Slayers is an 8 hour story, written by Amber Benson and Christopher Golden, that brings back many of the original actors to reprise their roles from Buffy the Vampire Slayer (AKA my favourite TV series, ever). But I’m going to try to be objective in this review, and not just spend 250 words squealing about James Marsters amazing return to Spike and how fun it was to hear these old friends again.
Going into this audiobook, I stupidly assumed that this would be a typical audiobook and that the actors would merely be speaking anything that would normally feature between quotation marks. How wrong I was! I’m sure there is a proper term for what exactly this was, but it wasn’t an audiobook in the classic sense. It was like a Radio Play or something? I’m not sure (tell me in the comments, if you know!). There is no narrator, unless you could Spike monologuing now and then. It’s literally actors reading lines, with punching sound effects added in during fight scenes.
Not going to lie, I really struggled with this format and it took me about halfway through the ‘book’ for me to get a bit more comfortable with it.
So: what worked? A return to Sunnydale and my favourite characters (sans Buffy herself, who was hand waved away as ‘in Europe’ or otherwise elsewhere). Anya, Giles, Cordelia. Even Jonathon! It was wonderful to hear the voices of my favourite characters again. Now, for those Buffy fans, you’ll immediately be confused. How could Anya and Cordelia make an appearance (IYKYK). Well, multiverse hijinks. That worked very well as a way to bring characters back together, and I was 100% on board with the concept. The story continued on from season 7 of the TV show very nicely.
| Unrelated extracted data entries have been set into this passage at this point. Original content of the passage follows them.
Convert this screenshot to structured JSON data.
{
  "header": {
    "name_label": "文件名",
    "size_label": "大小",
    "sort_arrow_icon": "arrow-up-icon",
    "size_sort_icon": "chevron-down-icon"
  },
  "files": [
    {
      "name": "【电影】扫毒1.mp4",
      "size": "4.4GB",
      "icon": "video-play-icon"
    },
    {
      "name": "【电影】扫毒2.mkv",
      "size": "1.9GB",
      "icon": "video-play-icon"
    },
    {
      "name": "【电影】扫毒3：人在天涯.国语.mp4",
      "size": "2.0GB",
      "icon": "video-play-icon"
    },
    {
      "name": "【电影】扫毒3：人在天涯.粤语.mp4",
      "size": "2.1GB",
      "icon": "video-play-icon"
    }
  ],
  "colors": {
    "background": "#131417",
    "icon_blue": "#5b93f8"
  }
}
What didn’t work? Unfortunately, the biggest issue for me was Tara’s turn to the dark side, which did not land for me. I understand she wrote the story (kudos!), and she did a fine job at that. But the actor was not convincing at being evil. Tara’s character is too pure and every time her evil persona spoke up, it fell flat. There were also some strange decisions to include a monkey, Mr Jingles or something, with Tara’s storyline. I think it was so she’d have someone to ‘talk to’ to explain her journey, but having a monkey screech and chitter randomly in ‘conversation’ with Tara was pretty lame. I would much rather if the character had done her exposition dumping with herself – dark side talking to light side or something – rather than cramming in a random monkey.
But overall, I enjoyed this story, the direction, and how it extended upon the Buffyverse. For a die hard fan, there’s a lot to love here.
Overall, 3 convenient Gem of Amara’s out of 5.